Hansa was an online darknet market which operated on a hidden service of the Tor network.

On July 20, 2017, it was revealed that it had been compromised by law enforcement for several weeks before closing shortly following AlphaBay as a culmination of multinational law enforcement cooperation in Operation Bayonet.

Compromise 
Dutch police discovered the true location of the site after a 2016 tip from security researchers who had discovered a development version. The police quickly began monitoring all actions on the site, and discovered that the administrators had left behind old IRC chat logs including their full names and even a home address, and they began to monitor them. Although the administrators soon moved the site to another unknown host, they got another break in April 2017 by tracing bitcoin transactions, which allowed them to identify the new hosting company, in Lithuania.

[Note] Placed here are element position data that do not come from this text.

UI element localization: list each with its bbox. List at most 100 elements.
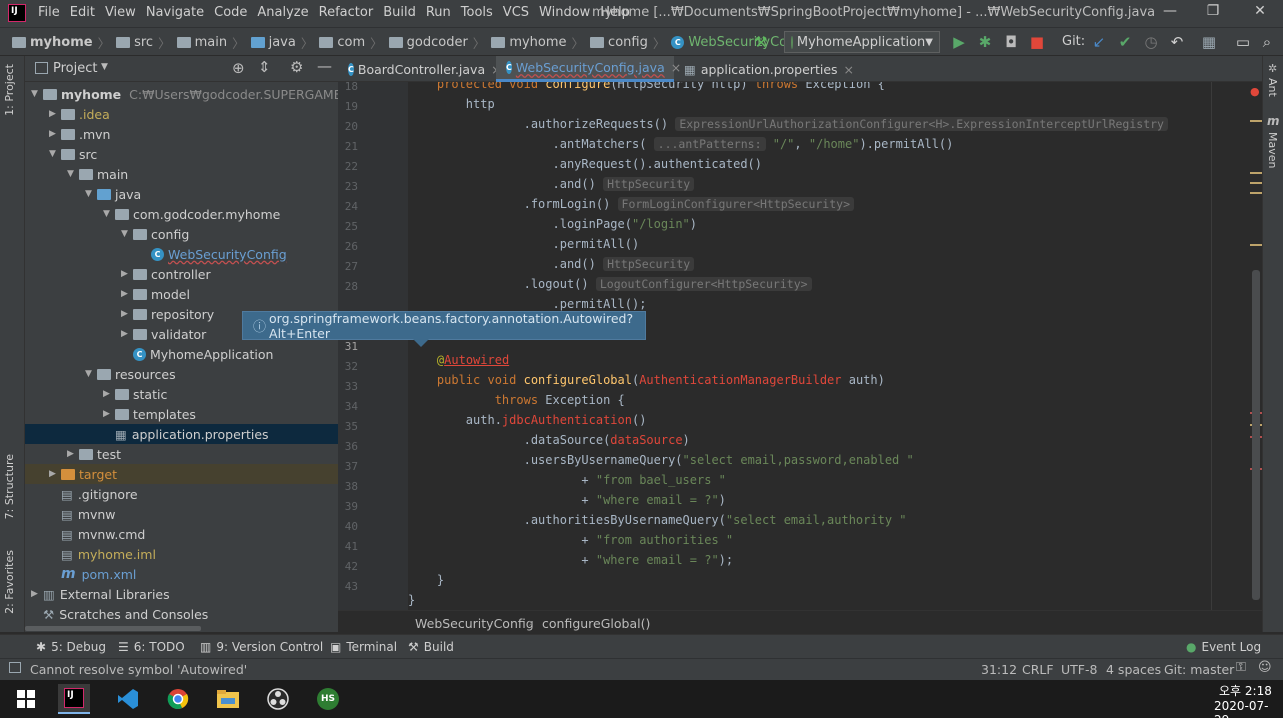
tree-item-templates[interactable]: ▶ templates xyxy=(25,404,196,424)
expanded-arrow-icon[interactable]: ▼ xyxy=(121,229,133,239)
editor-tab-application-properties[interactable]: ▦ application.properties × xyxy=(674,56,854,82)
collapse-all-icon[interactable]: ⇕ xyxy=(258,58,271,76)
run-configuration-select[interactable]: MyhomeApplication ▼ xyxy=(784,31,940,53)
collapsed-arrow-icon[interactable]: ▶ xyxy=(67,449,79,459)
project-structure-icon[interactable]: ▦ xyxy=(1200,33,1218,51)
project-tool-tab[interactable]: 1: Project xyxy=(3,64,16,116)
intellij-taskbar-icon[interactable]: IJ xyxy=(58,684,90,714)
expanded-arrow-icon[interactable]: ▼ xyxy=(85,369,97,379)
indent-setting[interactable]: 4 spaces xyxy=(1106,662,1161,677)
import-hint-popup[interactable]: ⓘ org.springframework.beans.factory.anno… xyxy=(242,311,646,347)
path-crumb-java[interactable]: java xyxy=(250,35,296,50)
git-update-icon[interactable]: ↙ xyxy=(1090,33,1108,51)
file-explorer-taskbar-icon[interactable] xyxy=(212,684,244,714)
menu-edit[interactable]: Edit xyxy=(70,5,95,20)
maven-tool-tab[interactable]: Maven xyxy=(1266,132,1279,168)
notifications-icon[interactable]: ☺ xyxy=(1258,660,1272,675)
git-branch[interactable]: Git: master xyxy=(1164,662,1234,677)
tree-item-controller[interactable]: ▶ controller xyxy=(25,264,211,284)
vertical-scrollbar[interactable] xyxy=(1252,270,1260,600)
caret-position[interactable]: 31:12 xyxy=(981,662,1017,677)
warning-mark[interactable] xyxy=(1250,182,1262,184)
menu-view[interactable]: View xyxy=(105,5,136,20)
clock-time[interactable]: 오후 2:18 xyxy=(1219,682,1272,699)
coverage-icon[interactable]: ◘ xyxy=(1002,33,1020,51)
tree-item-java[interactable]: ▼ java xyxy=(25,184,141,204)
windows-start-icon[interactable] xyxy=(10,684,42,714)
collapsed-arrow-icon[interactable]: ▶ xyxy=(121,289,133,299)
presentation-icon[interactable]: ▭ xyxy=(1234,33,1252,51)
event-log-tab[interactable]: Event Log xyxy=(1201,640,1261,654)
tree-item-static[interactable]: ▶ static xyxy=(25,384,167,404)
tree-item-src[interactable]: ▼ src xyxy=(25,144,97,164)
close-icon[interactable]: ✕ xyxy=(1250,3,1270,23)
git-history-icon[interactable]: ◷ xyxy=(1142,33,1160,51)
menu-window[interactable]: Window xyxy=(539,5,590,20)
path-crumb-main[interactable]: main xyxy=(176,35,227,50)
breadcrumb-class[interactable]: WebSecurityConfig xyxy=(415,616,534,631)
collapsed-arrow-icon[interactable]: ▶ xyxy=(49,129,61,139)
tree-item-model[interactable]: ▶ model xyxy=(25,284,190,304)
maximize-icon[interactable]: ❐ xyxy=(1203,3,1223,23)
line-separator[interactable]: CRLF xyxy=(1022,662,1054,677)
menu-file[interactable]: File xyxy=(38,5,60,20)
path-crumb-src[interactable]: src xyxy=(116,35,153,50)
collapsed-arrow-icon[interactable]: ▶ xyxy=(121,309,133,319)
warning-mark[interactable] xyxy=(1250,120,1262,122)
expanded-arrow-icon[interactable]: ▼ xyxy=(85,189,97,199)
tree-item-target[interactable]: ▶ target xyxy=(25,464,338,484)
path-crumb-config[interactable]: config xyxy=(590,35,648,50)
menu-run[interactable]: Run xyxy=(426,5,451,20)
error-indicator-icon[interactable]: ● xyxy=(1250,85,1260,98)
menu-navigate[interactable]: Navigate xyxy=(146,5,204,20)
tree-item-resources[interactable]: ▼ resources xyxy=(25,364,176,384)
run-icon[interactable]: ▶ xyxy=(950,33,968,51)
tree-item-websecurityconfig[interactable]: C WebSecurityConfig xyxy=(25,244,287,264)
expanded-arrow-icon[interactable]: ▼ xyxy=(49,149,61,159)
tree-item-idea[interactable]: ▶ .idea xyxy=(25,104,110,124)
tree-item-pom-xml[interactable]: m pom.xml xyxy=(25,564,136,584)
structure-tool-tab[interactable]: 7: Structure xyxy=(3,454,16,519)
file-encoding[interactable]: UTF-8 xyxy=(1061,662,1097,677)
warning-mark[interactable] xyxy=(1250,172,1262,174)
collapsed-arrow-icon[interactable]: ▶ xyxy=(31,589,43,599)
clock-date[interactable]: 2020-07-29 xyxy=(1214,699,1283,718)
debug-icon[interactable]: ✱ xyxy=(976,33,994,51)
warning-mark[interactable] xyxy=(1250,244,1262,246)
tree-item-myhome[interactable]: ▼ myhome C:₩Users₩godcoder.SUPERGAME₩Doc xyxy=(25,84,378,104)
horizontal-scrollbar[interactable] xyxy=(25,626,201,631)
warning-mark[interactable] xyxy=(1250,192,1262,194)
tree-item-myhome-iml[interactable]: ▤ myhome.iml xyxy=(25,544,156,564)
vscode-taskbar-icon[interactable] xyxy=(112,684,144,714)
hide-panel-icon[interactable]: — xyxy=(317,57,332,75)
path-crumb-myhome[interactable]: myhome xyxy=(12,35,93,50)
tree-item-test[interactable]: ▶ test xyxy=(25,444,121,464)
gear-icon[interactable]: ⚙ xyxy=(290,58,303,76)
collapsed-arrow-icon[interactable]: ▶ xyxy=(103,389,115,399)
tree-item-external-libraries[interactable]: ▶ ▥ External Libraries xyxy=(25,584,170,604)
obs-taskbar-icon[interactable] xyxy=(262,684,294,714)
editor-tab-websecurityconfig-java[interactable]: C WebSecurityConfig.java × xyxy=(496,56,681,82)
tree-item-scratches-and-consoles[interactable]: ⚒ Scratches and Consoles xyxy=(25,604,208,624)
collapsed-arrow-icon[interactable]: ▶ xyxy=(49,109,61,119)
expanded-arrow-icon[interactable]: ▼ xyxy=(67,169,79,179)
expanded-arrow-icon[interactable]: ▼ xyxy=(31,89,43,99)
tree-item-mvnw-cmd[interactable]: ▤ mvnw.cmd xyxy=(25,524,145,544)
favorites-tool-tab[interactable]: 2: Favorites xyxy=(3,550,16,614)
close-tab-icon[interactable]: × xyxy=(844,62,854,77)
build-hammer-icon[interactable]: ⚒ xyxy=(752,33,770,51)
project-panel-title[interactable]: Project xyxy=(53,61,97,76)
collapsed-arrow-icon[interactable]: ▶ xyxy=(49,469,61,479)
tree-item-myhomeapplication[interactable]: C MyhomeApplication xyxy=(25,344,273,364)
path-crumb-com[interactable]: com xyxy=(319,35,365,50)
collapsed-arrow-icon[interactable]: ▶ xyxy=(121,269,133,279)
toggle-tool-windows-icon[interactable] xyxy=(9,662,21,673)
menu-analyze[interactable]: Analyze xyxy=(257,5,308,20)
breadcrumb-method[interactable]: configureGlobal() xyxy=(542,616,650,631)
git-commit-icon[interactable]: ✔ xyxy=(1116,33,1134,51)
tree-item-application-properties[interactable]: ▦ application.properties xyxy=(25,424,338,444)
menu-refactor[interactable]: Refactor xyxy=(319,5,374,20)
editor-tab-boardcontroller-java[interactable]: CBoardController.java× xyxy=(338,56,502,82)
hs-taskbar-icon[interactable]: HS xyxy=(312,684,344,714)
path-crumb-godcoder[interactable]: godcoder xyxy=(388,35,468,50)
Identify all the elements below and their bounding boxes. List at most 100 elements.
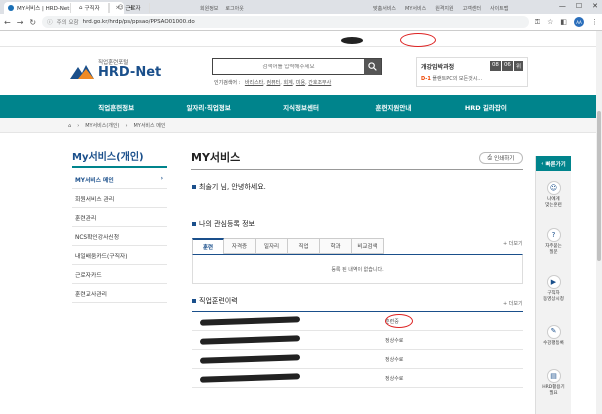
keyword-link[interactable]: 컴퓨터 <box>266 80 280 86</box>
person-icon: ☺ <box>546 180 561 195</box>
member-info-link[interactable]: 회원정보 <box>200 5 218 12</box>
redacted-course-name <box>199 354 301 364</box>
key-icon[interactable]: ⚿ <box>535 18 540 27</box>
custom-service-link[interactable]: 맞춤서비스 <box>373 5 396 12</box>
logo-mark-icon <box>70 65 94 79</box>
chevron-right-icon: › <box>77 122 80 129</box>
redaction-mark <box>341 37 363 44</box>
redacted-username <box>340 5 364 12</box>
window-controls: — ☐ ✕ <box>559 2 598 10</box>
home-icon[interactable]: ⌂ <box>68 123 71 129</box>
sidebar-item-card[interactable]: 내일배움카드(구직자) <box>72 246 167 265</box>
main-navigation: 직업훈련정보 일자리·직업정보 지식정보센터 훈련지원안내 HRD 길라잡이 <box>0 95 602 118</box>
notice-text: D-1 플랜트PC의 모든것시... <box>421 76 483 82</box>
quick-item-faq[interactable]: ? 자주묻는 질문 <box>536 218 571 265</box>
divider <box>72 166 167 168</box>
star-icon[interactable]: ☆ <box>547 18 553 26</box>
sidebar-item-training[interactable]: 훈련관리 <box>72 208 167 227</box>
keyword-link[interactable]: 간호조무사 <box>308 80 331 86</box>
close-window-button[interactable]: ✕ <box>592 2 598 10</box>
tab-occupation[interactable]: 직업 <box>288 238 320 254</box>
extension-icon[interactable]: ◧ <box>560 18 567 26</box>
chevron-right-icon: › <box>160 176 163 182</box>
member-links: 회원정보 로그아웃 <box>200 5 244 12</box>
business-tab[interactable]: ☺ 근로자 <box>108 3 150 13</box>
nav-knowledge-center[interactable]: 지식정보센터 <box>255 102 347 112</box>
profile-avatar[interactable]: AA <box>574 17 584 27</box>
tab-certificate[interactable]: 자격증 <box>224 238 256 254</box>
status-text: 정상수료 <box>385 357 404 363</box>
minimize-button[interactable]: — <box>559 2 566 10</box>
customer-center-link[interactable]: 고객센터 <box>463 5 481 12</box>
upcoming-course-box[interactable]: 개강임박과정 08 06 위 D-1 플랜트PC의 모든것시... <box>416 57 528 87</box>
video-icon: ▶ <box>546 274 561 289</box>
back-icon[interactable]: ← <box>4 18 11 27</box>
site-logo[interactable]: 직업훈련포털 HRD-Net <box>70 55 161 83</box>
logout-link[interactable]: 로그아웃 <box>225 5 243 12</box>
tab-training[interactable]: 훈련 <box>192 238 224 254</box>
more-link[interactable]: + 더보기 <box>503 300 523 307</box>
print-button[interactable]: ⎙ 인쇄하기 <box>479 152 523 164</box>
reload-icon[interactable]: ↻ <box>29 18 36 27</box>
keyword-link[interactable]: 회계 <box>283 80 292 86</box>
maximize-button[interactable]: ☐ <box>576 2 582 10</box>
url-field[interactable]: ⓘ 주의 요함 hrd.go.kr/hrdp/ps/ppsao/PPSAO010… <box>42 16 529 28</box>
notice-title: 개강임박과정 <box>421 63 455 71</box>
home-icon: ⌂ <box>79 5 83 11</box>
redacted-course-name <box>199 373 301 383</box>
question-icon: ? <box>546 227 561 242</box>
sidebar-item-main[interactable]: MY서비스 메인 › <box>72 170 167 189</box>
my-service-link[interactable]: MY서비스 <box>405 5 426 12</box>
nav-support-guide[interactable]: 훈련지원안내 <box>347 102 439 112</box>
user-icon: ☺ <box>117 5 124 11</box>
quick-menu: ‹ 빠른가기 ☺ 나에게 맞는훈련 ? 자주묻는 질문 ▶ 구직자 동영상시청 ✎ 수강… <box>535 156 571 414</box>
sitemap-link[interactable]: 사이트맵 <box>490 5 508 12</box>
nav-job-info[interactable]: 일자리·직업정보 <box>162 102 254 112</box>
keyword-link[interactable]: 미용 <box>296 80 305 86</box>
more-link[interactable]: + 더보기 <box>503 240 523 247</box>
sidebar-item-teacher[interactable]: 훈련교사관리 <box>72 284 167 303</box>
pencil-icon: ✎ <box>546 324 561 339</box>
nav-training-info[interactable]: 직업훈련정보 <box>70 102 162 112</box>
scrollbar-thumb[interactable] <box>597 111 601 261</box>
quick-item-review[interactable]: ✎ 수강평등록 <box>536 312 571 359</box>
divider <box>191 169 523 170</box>
search-icon <box>368 62 377 71</box>
member-type-tabs: ⌂ 구직자 ☺ 근로자 <box>70 3 150 13</box>
section-title-history: 직업훈련이력 <box>192 296 238 306</box>
page-title: MY서비스 <box>191 151 241 164</box>
breadcrumb-item[interactable]: MY서비스(개인) <box>85 122 119 129</box>
breadcrumb-item[interactable]: MY서비스 메인 <box>133 122 165 129</box>
quick-item-video[interactable]: ▶ 구직자 동영상시청 <box>536 265 571 312</box>
service-links: 맞춤서비스 MY서비스 원격지원 고객센터 사이트맵 <box>340 5 508 12</box>
bullet-icon <box>192 222 196 226</box>
table-row[interactable]: 훈련중 <box>192 312 523 331</box>
security-label: 주의 요함 <box>56 20 79 26</box>
individual-tab[interactable]: ⌂ 구직자 <box>70 3 109 13</box>
url-text: hrd.go.kr/hrdp/ps/ppsao/PPSAO01000.do <box>82 19 195 25</box>
sidebar-item-ncs[interactable]: NCS확인강사신청 <box>72 227 167 246</box>
quick-item-recommend[interactable]: ☺ 나에게 맞는훈련 <box>536 171 571 218</box>
remote-support-link[interactable]: 원격지원 <box>435 5 453 12</box>
table-row[interactable]: 정상수료 <box>192 350 523 369</box>
chevron-left-icon: ‹ <box>541 160 544 167</box>
table-row[interactable]: 정상수료 <box>192 331 523 350</box>
menu-icon[interactable]: ⋮ <box>591 18 598 26</box>
scrollbar[interactable] <box>596 31 602 414</box>
search-button[interactable] <box>364 58 381 75</box>
forward-icon[interactable]: → <box>17 18 24 27</box>
tab-compare[interactable]: 비교검색 <box>352 238 384 254</box>
table-row[interactable]: 정상수료 <box>192 369 523 388</box>
sidebar-item-member[interactable]: 회원서비스 관리 <box>72 189 167 208</box>
bullet-icon <box>192 299 196 303</box>
quick-item-hrd[interactable]: ▤ HRD활용기 필요 <box>536 359 571 406</box>
tab-job[interactable]: 일자리 <box>256 238 288 254</box>
notice-date: 08 06 위 <box>489 61 523 71</box>
tab-major[interactable]: 학과 <box>320 238 352 254</box>
sidebar-item-worker-card[interactable]: 근로자카드 <box>72 265 167 284</box>
search-input[interactable] <box>213 63 364 70</box>
search-box <box>212 58 382 75</box>
keyword-link[interactable]: 바리스타 <box>245 80 263 86</box>
nav-hrd-guide[interactable]: HRD 길라잡이 <box>440 102 532 112</box>
redacted-course-name <box>199 335 301 345</box>
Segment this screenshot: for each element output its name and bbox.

On June 20, 2017, German police arrested the administrators (two German men) and the Dutch police were able to take complete control of the site and to impersonate the administrators. Their plan, in coordination with the FBI, was to absorb users coming over from the upcoming AlphaBay shutdown. The following changes were made to the Hansa website to learn about careless users:
 All user passwords were recorded in plaintext (allowing police to log into other markets if users had re-used passwords).
 Vendors and buyers would communicate via PGP-encrypted messages. However, the website provided a PGP encryption convenience feature which the police modified to record a plaintext copy.
 The website's automatic photo metadata removal tool was modified to record metadata (such as geolocation) before being stripped off by the website.
 Police wiped the photo database, which enticed vendors to re-upload photos (now capturing metadata).
 Multisignature bitcoin transactions were sabotaged, which at shutdown would allow police to confiscate a larger amount of illicit funds.
 Police enticed users to download a Microsoft Excel file (disguised as a text file) that, when opened, would attempt to ping back to a police webserver and unmask the user's IP address.

Shutdown 
AlphaBay was then shut down on July 4, and as expected a flood of users came to Hansa, until its shutdown on July 19/20.  During this time, the police allowed the Hansa userbase (then growing from 1000 to 8000 vendors per day) to make 27000 illegal transactions in order to collect evidence for future prosecution of users. Local cybercrime prosecutor Martijn Egberts claimed to have obtained around 10,000 addresses of Hansa buyers outside of the Netherlands.

After shut down, the site displayed a seizure notice and directed users to their hidden service to find more information about the operation.